Retro Review: Class Reunion by Rona Jaffe

Class Reunion_I decided to dust off a retro read review I wrote ages ago and publish it here. Enjoy!

If you’re looking for a fun, quick, juicy read you can’t go wrong reading anything by Rona Jaffe. Ms. Jaffe is her generation’s Carrie Bradshaw. She chronicled the love lives of women coming of age in the prim and prudish 1950s where gay men were still on the down low, straight men were all cads and women were pretty much expected to go to college and the workplace to find a husband.
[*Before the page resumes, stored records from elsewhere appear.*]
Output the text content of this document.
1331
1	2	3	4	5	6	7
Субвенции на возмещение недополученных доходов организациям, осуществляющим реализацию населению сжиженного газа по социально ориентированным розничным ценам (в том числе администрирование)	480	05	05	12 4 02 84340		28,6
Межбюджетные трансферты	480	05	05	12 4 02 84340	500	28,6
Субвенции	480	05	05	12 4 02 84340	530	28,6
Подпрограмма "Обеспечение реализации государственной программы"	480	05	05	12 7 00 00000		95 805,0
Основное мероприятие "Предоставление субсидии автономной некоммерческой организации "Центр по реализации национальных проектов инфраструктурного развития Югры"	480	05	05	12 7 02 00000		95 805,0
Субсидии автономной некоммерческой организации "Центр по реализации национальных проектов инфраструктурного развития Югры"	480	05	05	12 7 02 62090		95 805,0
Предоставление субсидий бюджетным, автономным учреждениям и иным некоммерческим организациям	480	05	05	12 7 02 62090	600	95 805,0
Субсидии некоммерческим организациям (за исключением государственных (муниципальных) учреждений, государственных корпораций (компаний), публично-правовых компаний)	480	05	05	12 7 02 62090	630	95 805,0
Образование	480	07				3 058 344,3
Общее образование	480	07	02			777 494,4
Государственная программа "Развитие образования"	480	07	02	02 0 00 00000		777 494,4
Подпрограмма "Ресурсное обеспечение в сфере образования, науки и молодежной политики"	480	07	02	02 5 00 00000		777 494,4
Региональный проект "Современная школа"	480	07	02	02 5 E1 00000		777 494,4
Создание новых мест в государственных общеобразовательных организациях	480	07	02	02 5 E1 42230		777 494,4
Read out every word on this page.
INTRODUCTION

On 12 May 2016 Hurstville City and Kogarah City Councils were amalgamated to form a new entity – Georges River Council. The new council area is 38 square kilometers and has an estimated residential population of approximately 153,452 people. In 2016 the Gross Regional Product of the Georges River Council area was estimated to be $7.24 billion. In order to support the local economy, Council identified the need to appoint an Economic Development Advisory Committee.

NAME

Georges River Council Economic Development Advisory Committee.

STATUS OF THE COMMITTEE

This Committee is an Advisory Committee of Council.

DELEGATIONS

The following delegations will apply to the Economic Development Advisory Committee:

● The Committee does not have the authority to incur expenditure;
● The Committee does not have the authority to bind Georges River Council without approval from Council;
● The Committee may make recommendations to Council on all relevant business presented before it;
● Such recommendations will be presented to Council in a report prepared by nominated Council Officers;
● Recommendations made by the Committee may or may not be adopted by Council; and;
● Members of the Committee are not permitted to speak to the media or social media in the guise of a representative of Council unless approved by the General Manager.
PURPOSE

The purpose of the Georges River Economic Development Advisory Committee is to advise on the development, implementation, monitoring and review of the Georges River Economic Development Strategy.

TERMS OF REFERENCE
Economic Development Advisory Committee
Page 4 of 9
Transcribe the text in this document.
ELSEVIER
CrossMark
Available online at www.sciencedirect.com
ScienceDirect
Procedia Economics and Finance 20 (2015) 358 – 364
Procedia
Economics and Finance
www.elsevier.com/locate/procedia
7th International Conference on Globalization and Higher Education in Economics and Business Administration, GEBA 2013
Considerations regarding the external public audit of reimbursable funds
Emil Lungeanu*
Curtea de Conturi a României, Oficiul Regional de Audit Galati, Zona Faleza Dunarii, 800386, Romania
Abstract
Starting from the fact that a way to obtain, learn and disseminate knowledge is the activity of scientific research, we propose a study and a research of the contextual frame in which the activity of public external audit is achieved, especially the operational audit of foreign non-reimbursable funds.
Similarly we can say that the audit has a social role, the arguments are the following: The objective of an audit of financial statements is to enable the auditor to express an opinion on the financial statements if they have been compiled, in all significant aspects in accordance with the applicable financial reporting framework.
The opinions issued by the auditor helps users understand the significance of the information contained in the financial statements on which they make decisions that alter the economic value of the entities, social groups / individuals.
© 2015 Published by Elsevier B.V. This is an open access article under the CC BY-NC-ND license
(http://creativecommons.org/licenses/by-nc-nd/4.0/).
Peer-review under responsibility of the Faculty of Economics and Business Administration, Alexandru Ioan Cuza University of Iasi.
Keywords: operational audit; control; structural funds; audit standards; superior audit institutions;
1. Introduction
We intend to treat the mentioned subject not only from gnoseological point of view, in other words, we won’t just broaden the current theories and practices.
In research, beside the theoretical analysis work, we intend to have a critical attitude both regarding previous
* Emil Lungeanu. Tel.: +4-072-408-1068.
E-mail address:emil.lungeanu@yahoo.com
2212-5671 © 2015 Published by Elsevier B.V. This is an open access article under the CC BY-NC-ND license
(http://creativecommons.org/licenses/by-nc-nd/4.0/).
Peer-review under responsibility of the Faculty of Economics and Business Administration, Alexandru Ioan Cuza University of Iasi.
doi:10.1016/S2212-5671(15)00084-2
I must have read my mom’s copy of Class Reunion when I was a middle school, and at the time it was probably pretty salacious to my 13-year-old brain. By today’s standards where any kid can access porn from the Internet, Class Reunion is probably pretty tame stuff. However, it’s also an engrossing, entertaining and page-turning read.

Class Reunion follows four main characters during their years at Radcliffe and the years after they graduate. Anabel is a high-spirited and flirtatious Southern belle. Chris is the mousy intellectual. Emily is insecure and eager to please. And Daphne is the campus golden girl. However, all of them have their trials and tribulations like anybody else.

Anabel, Chris, Emily and Daphne pretty much arrive at Radcliffe with one thing in mind. Marriage! Sure, they all desire getting an education, but having available men at nearby Harvard is just an added bonus. A Harvard man? Be still my heart!

As I mentioned, Class Reunion begins in the 1950s, a time of white gloves and pearls. Women were supposed to aspire to be wives and mothers and they better be virgins on their wedding night! Of course, plenty of people had sexy time before their nuptials. And in Class Reunion a few characters indulge in carnal delights. Anabel, the Blanche Devereaux of the group, is one of the first to have sex, and is immediately branded a whore. And mousy Chris sleeps with Alexander who she later finds out is keeping a deep, dark secret. Emily falls in love with an aspiring doctor, and Daphne tries to hold on to her golden girl status hoping nobody will find out she has epilepsy.

All the women do find love as graduation appears. And they believe marriage, children and life in suburbia will be blissful. But of course, following a linear path so in-grained in the 1950s course doesn’t come to fruition. And the upheavals of the 1960s and 1970s definitely affect our heroines. Daphne gives birth to a child with Down ’s syndrome. Chris’ husband Alexander is gay. Anabel’s bestie, Max, is brutally murdered. And Emily realizes being a doctor’s wife isn’t exactly a picnic.

The Radcliffe grads meet once again at their 20th class reunion. They are older, maybe wiser and try to come to grips of how life has changed for themselves and the world around them.

Class Reunion is hardly groundbreaking. And the characters fit into stereotypical female archetypes found in everything from the Golden Girls to Sex in the City. In fact, while writing this I kept thinking to myself, “Okay, Chris is the Miranda. Emily is neurotic like Carrie. Daphne reminds me of Charlotte. And Anabel is totally Samantha.” Still, Class Reunion is the perfect retro chick-lit and a great trashy read.